Reducing Bodies to Fight Climate Change?

Luis Fernández-Galiano 

The transformation of human bodies by artificial means has a long history behind it, but recent technological development has given it a new dimension. From the lotus feet of young Chinese girls, obtained by binding, or the giraffe necks of African women made to wear successive rings, to all the prostheses of current medicine, there is an extensive itinerary that mixes the ornamental or the ritual with the curative to blur the limits between nature and artifice.
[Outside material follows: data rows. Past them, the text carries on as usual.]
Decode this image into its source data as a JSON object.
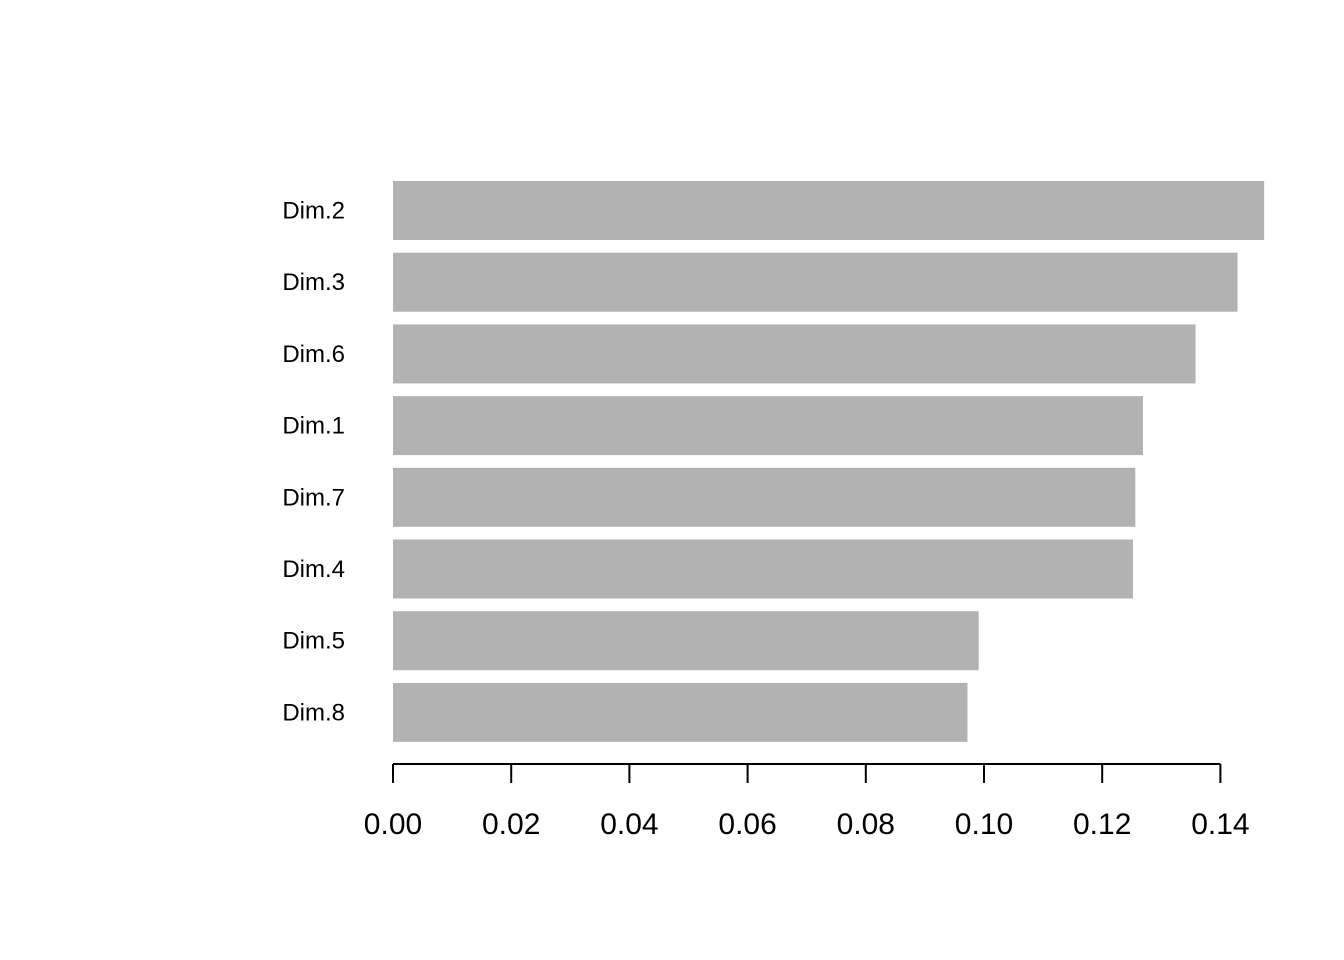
{
  "chart_data": {
    "type": "bar",
    "orientation": "horizontal",
    "title": "",
    "xlabel": "",
    "ylabel": "",
    "categories": [
      "Dim.2",
      "Dim.3",
      "Dim.6",
      "Dim.1",
      "Dim.7",
      "Dim.4",
      "Dim.5",
      "Dim.8"
    ],
    "values": [
      0.1474,
      0.1429,
      0.1358,
      0.1269,
      0.1256,
      0.1252,
      0.0991,
      0.0972
    ],
    "xticks": [
      "0.00",
      "0.02",
      "0.04",
      "0.06",
      "0.08",
      "0.10",
      "0.12",
      "0.14"
    ],
    "xtick_values": [
      0,
      0.02,
      0.04,
      0.06,
      0.08,
      0.1,
      0.12,
      0.14
    ],
    "xlim": [
      0,
      0.1474
    ],
    "grid": false,
    "legend": "none",
    "bar_color": "#b2b2b2"
  }
}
Beatriz Colomina and Mark Wigley addressed this theme at the Istanbul Design Biennial (see their article ‘Built Bodies’, Arquitectura Viva 192) and in an exquisite small book, Are We Human?, also resulting from their work as curators of the biennial, which explores the role of design in defining the human animal.
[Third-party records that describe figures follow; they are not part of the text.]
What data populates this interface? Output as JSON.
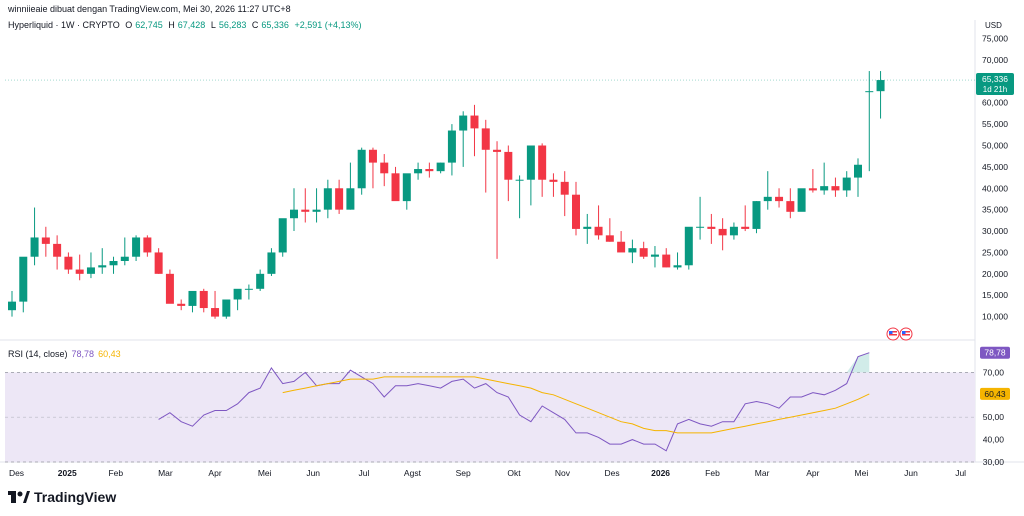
{
  "header": {
    "attribution": "winniieaie dibuat dengan TradingView.com, Mei 30, 2026 11:27 UTC+8",
    "symbol": "Hyperliquid · 1W · CRYPTO",
    "open_label": "O",
    "open": "62,745",
    "high_label": "H",
    "high": "67,428",
    "low_label": "L",
    "low": "56,283",
    "close_label": "C",
    "close": "65,336",
    "change": "+2,591 (+4,13%)"
  },
  "price_axis": {
    "currency": "USD",
    "ticks": [
      "75,000",
      "70,000",
      "65,000",
      "60,000",
      "55,000",
      "50,000",
      "45,000",
      "40,000",
      "35,000",
      "30,000",
      "25,000",
      "20,000",
      "15,000",
      "10,000"
    ],
    "last_price": "65,336",
    "countdown": "1d 21h"
  },
  "rsi": {
    "label": "RSI (14, close)",
    "rsi_value": "78,78",
    "ma_value": "60,43",
    "ticks": [
      "70,00",
      "60,00",
      "50,00",
      "40,00",
      "30,00"
    ]
  },
  "time_axis": [
    "Des",
    "2025",
    "Feb",
    "Mar",
    "Apr",
    "Mei",
    "Jun",
    "Jul",
    "Agst",
    "Sep",
    "Okt",
    "Nov",
    "Des",
    "2026",
    "Feb",
    "Mar",
    "Apr",
    "Mei",
    "Jun",
    "Jul"
  ],
  "brand": "TradingView",
  "colors": {
    "up": "#089981",
    "down": "#f23645",
    "rsi": "#7e57c2",
    "rsi_ma": "#f5b400",
    "band": "#ede7f6"
  },
  "chart_data": [
    {
      "type": "candlestick",
      "title": "Hyperliquid · 1W · CRYPTO",
      "ylabel": "USD",
      "ylim": [
        5000,
        77000
      ],
      "x": [
        "2024-12-02",
        "2024-12-09",
        "2024-12-16",
        "2024-12-23",
        "2024-12-30",
        "2025-01-06",
        "2025-01-13",
        "2025-01-20",
        "2025-01-27",
        "2025-02-03",
        "2025-02-10",
        "2025-02-17",
        "2025-02-24",
        "2025-03-03",
        "2025-03-10",
        "2025-03-17",
        "2025-03-24",
        "2025-03-31",
        "2025-04-07",
        "2025-04-14",
        "2025-04-21",
        "2025-04-28",
        "2025-05-05",
        "2025-05-12",
        "2025-05-19",
        "2025-05-26",
        "2025-06-02",
        "2025-06-09",
        "2025-06-16",
        "2025-06-23",
        "2025-06-30",
        "2025-07-07",
        "2025-07-14",
        "2025-07-21",
        "2025-07-28",
        "2025-08-04",
        "2025-08-11",
        "2025-08-18",
        "2025-08-25",
        "2025-09-01",
        "2025-09-08",
        "2025-09-15",
        "2025-09-22",
        "2025-09-29",
        "2025-10-06",
        "2025-10-13",
        "2025-10-20",
        "2025-10-27",
        "2025-11-03",
        "2025-11-10",
        "2025-11-17",
        "2025-11-24",
        "2025-12-01",
        "2025-12-08",
        "2025-12-15",
        "2025-12-22",
        "2025-12-29",
        "2026-01-05",
        "2026-01-12",
        "2026-01-19",
        "2026-01-26",
        "2026-02-02",
        "2026-02-09",
        "2026-02-16",
        "2026-02-23",
        "2026-03-02",
        "2026-03-09",
        "2026-03-16",
        "2026-03-23",
        "2026-03-30",
        "2026-04-06",
        "2026-04-13",
        "2026-04-20",
        "2026-04-27",
        "2026-05-04",
        "2026-05-11",
        "2026-05-18",
        "2026-05-25"
      ],
      "open": [
        11.5,
        13.5,
        24,
        28.5,
        27,
        24,
        21,
        20,
        21.5,
        22,
        23,
        24,
        28.5,
        25,
        20,
        13,
        12.5,
        16,
        12,
        10,
        14,
        16.5,
        16.5,
        20,
        25,
        33,
        35,
        34.5,
        35,
        40,
        35,
        40,
        49,
        46,
        43.5,
        37,
        43.5,
        44.5,
        44,
        46,
        53.5,
        57,
        54,
        49,
        48.5,
        42,
        42,
        50,
        42,
        41.5,
        38.5,
        30.5,
        31,
        29,
        27.5,
        25,
        26,
        24,
        24.5,
        21.5,
        22,
        31,
        31,
        30.5,
        29,
        31,
        30.5,
        37,
        38,
        37,
        34.5,
        40,
        39.5,
        40.5,
        39.5,
        42.5,
        62.7,
        62.7
      ],
      "high": [
        16,
        22,
        35.5,
        31,
        29,
        25,
        24.5,
        25,
        26,
        24,
        28.5,
        29,
        29,
        26,
        21,
        14,
        13.5,
        16.5,
        16,
        13,
        15,
        17.5,
        21,
        26,
        30,
        40,
        40,
        40,
        42,
        42,
        46,
        49.5,
        49.5,
        48,
        45,
        40,
        46,
        46,
        46,
        55,
        58,
        59.5,
        56,
        51,
        50,
        43,
        43,
        50.5,
        43.5,
        44,
        41.5,
        34,
        36,
        33,
        30,
        28,
        27.5,
        26.5,
        26,
        25,
        30,
        38,
        34,
        33,
        32,
        36,
        37,
        44,
        40,
        40,
        38,
        44.5,
        46,
        42.5,
        44,
        47,
        67.4,
        67.4
      ],
      "low": [
        10,
        11,
        22,
        24,
        21,
        20,
        18.5,
        19,
        20,
        20,
        22,
        23,
        24,
        20,
        15,
        11.5,
        11,
        11,
        9.5,
        9.5,
        11.5,
        14,
        16,
        19.5,
        24,
        30,
        32,
        32,
        33,
        34,
        35,
        38.5,
        40,
        40.5,
        43,
        35,
        42,
        42.5,
        43.5,
        43,
        45,
        47.5,
        39,
        23.5,
        37,
        33,
        36,
        38,
        38,
        33.5,
        29,
        27,
        28,
        27.5,
        25.5,
        22.5,
        23.5,
        21.5,
        21.5,
        21,
        21,
        28,
        27,
        25.5,
        28,
        30,
        29.5,
        35,
        35.5,
        33,
        35.5,
        39,
        38.5,
        38,
        38,
        38,
        44,
        56.3
      ],
      "close": [
        13.5,
        24,
        28.5,
        27,
        24,
        21,
        20,
        21.5,
        22,
        23,
        24,
        28.5,
        25,
        20,
        13,
        12.5,
        16,
        12,
        10,
        14,
        16.5,
        16.5,
        20,
        25,
        33,
        35,
        34.5,
        35,
        40,
        35,
        40,
        49,
        46,
        43.5,
        37,
        43.5,
        44.5,
        44,
        46,
        53.5,
        57,
        54,
        49,
        48.5,
        42,
        42,
        50,
        42,
        41.5,
        38.5,
        30.5,
        31,
        29,
        27.5,
        25,
        26,
        24,
        24.5,
        21.5,
        22,
        31,
        31,
        30.5,
        29,
        31,
        30.5,
        37,
        38,
        37,
        34.5,
        40,
        39.5,
        40.5,
        39.5,
        42.5,
        45.5,
        62.7,
        65.3
      ],
      "unit": "thousands USD"
    },
    {
      "type": "line",
      "title": "RSI (14, close)",
      "ylim": [
        30,
        80
      ],
      "series": [
        {
          "name": "RSI",
          "start_index": 13,
          "values": [
            49,
            52,
            48,
            46,
            51,
            53,
            53,
            56,
            61,
            63,
            72,
            65,
            66,
            70,
            64,
            65,
            65,
            71,
            68,
            65,
            59,
            64,
            64,
            65,
            64,
            63,
            66,
            67,
            63,
            65,
            61,
            59,
            51,
            48,
            55,
            52,
            49,
            43,
            43,
            41,
            38,
            38,
            40,
            38,
            38,
            35,
            47,
            49,
            47,
            46,
            48,
            48,
            56,
            57,
            56,
            54,
            59,
            59,
            61,
            60,
            62,
            65,
            77,
            78.8
          ]
        },
        {
          "name": "MA",
          "start_index": 24,
          "values": [
            61,
            62,
            63,
            64,
            65,
            66,
            67,
            67,
            67,
            68,
            68,
            68,
            68,
            68,
            68,
            68,
            68,
            68,
            67,
            66,
            65,
            64,
            63,
            61,
            60,
            58,
            56,
            54,
            52,
            50,
            48,
            47,
            45,
            44,
            44,
            43,
            43,
            43,
            43,
            44,
            45,
            46,
            47,
            48,
            49,
            50,
            51,
            52,
            53,
            54,
            56,
            58,
            60.4
          ]
        }
      ]
    }
  ]
}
BBVA’s new corporate book The Next Step: Exponential Life – which includes twenty or so essays by leaders in the fields of bioscience, genetics, robotics, and artificial intelligence – brings the matter a step further, showing how humanity is at the threshold of a technological revolution that will stretch the physical and intellectual capacities of people, as well as their life spans, to unimaginable extremes: a revolution of extraordinary promises but no fewer risks, from the growth of unemployment and inequality or the crises of social protection systems to catastrophic threats on the planet and the survival of our species.
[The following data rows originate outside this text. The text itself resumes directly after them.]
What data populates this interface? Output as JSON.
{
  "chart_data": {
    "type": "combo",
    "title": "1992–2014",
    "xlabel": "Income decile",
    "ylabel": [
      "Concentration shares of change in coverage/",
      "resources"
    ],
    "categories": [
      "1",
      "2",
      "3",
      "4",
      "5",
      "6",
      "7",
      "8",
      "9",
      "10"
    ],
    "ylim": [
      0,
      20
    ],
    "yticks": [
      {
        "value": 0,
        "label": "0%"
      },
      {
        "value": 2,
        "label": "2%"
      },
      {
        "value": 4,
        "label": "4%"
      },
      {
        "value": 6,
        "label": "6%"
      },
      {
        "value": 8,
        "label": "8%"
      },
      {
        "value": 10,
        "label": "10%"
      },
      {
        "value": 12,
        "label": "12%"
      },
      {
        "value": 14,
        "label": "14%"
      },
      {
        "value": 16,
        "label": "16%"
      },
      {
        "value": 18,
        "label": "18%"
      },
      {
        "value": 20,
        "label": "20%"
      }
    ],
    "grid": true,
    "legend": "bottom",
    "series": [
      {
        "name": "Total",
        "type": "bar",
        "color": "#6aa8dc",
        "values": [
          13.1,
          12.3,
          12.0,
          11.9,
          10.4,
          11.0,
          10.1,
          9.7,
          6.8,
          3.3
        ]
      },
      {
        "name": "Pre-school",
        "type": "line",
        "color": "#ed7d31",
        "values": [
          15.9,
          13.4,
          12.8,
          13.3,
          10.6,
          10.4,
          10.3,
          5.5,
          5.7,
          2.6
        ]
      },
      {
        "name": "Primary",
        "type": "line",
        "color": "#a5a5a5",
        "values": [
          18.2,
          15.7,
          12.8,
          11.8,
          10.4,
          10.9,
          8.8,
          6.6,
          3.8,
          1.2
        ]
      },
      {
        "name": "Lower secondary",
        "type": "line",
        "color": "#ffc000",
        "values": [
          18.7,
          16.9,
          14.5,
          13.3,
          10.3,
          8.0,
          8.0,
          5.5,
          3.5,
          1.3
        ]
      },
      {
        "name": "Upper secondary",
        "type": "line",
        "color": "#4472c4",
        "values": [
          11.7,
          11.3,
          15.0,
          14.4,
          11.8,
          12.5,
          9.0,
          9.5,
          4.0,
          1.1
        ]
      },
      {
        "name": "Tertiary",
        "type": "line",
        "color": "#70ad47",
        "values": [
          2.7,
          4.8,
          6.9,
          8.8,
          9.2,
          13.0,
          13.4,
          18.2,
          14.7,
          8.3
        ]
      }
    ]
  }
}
While some of the authors tread familiar ground (intelligent materials, computational creativity, augmented reality, the internet of things, or neuroethics), others explore new territories: posthuman trips, hyperhistory, multiagent systems (which organize a post-Westphalian world where humans are no longer the center of the infosphere), and last but not least, the use of human engineering to slow down climate change.

In the book’s most provocative contribution, S. Matthew Liao, director of the Center for Bioethics at New York University, defends the biomedical modification of humans to mitigate climate change or adapt them to it. In response to the dangers of geoengineering he proposes the voluntary transformation of bodies: making them pharmacologically intolerant to meat (stockbreeding is responsible for a high percentage of greenhouse gas emissions), inducing altruism and empathy through designer drugs, limiting births with intelligence enhancers, and even reducing the size of human beings through the genetic diagnosis systems used in fertility clinics. Eugenics has an ominous history, and calling it ‘human engineering’ does little to make it sound better, defended by a bioethics professor or not.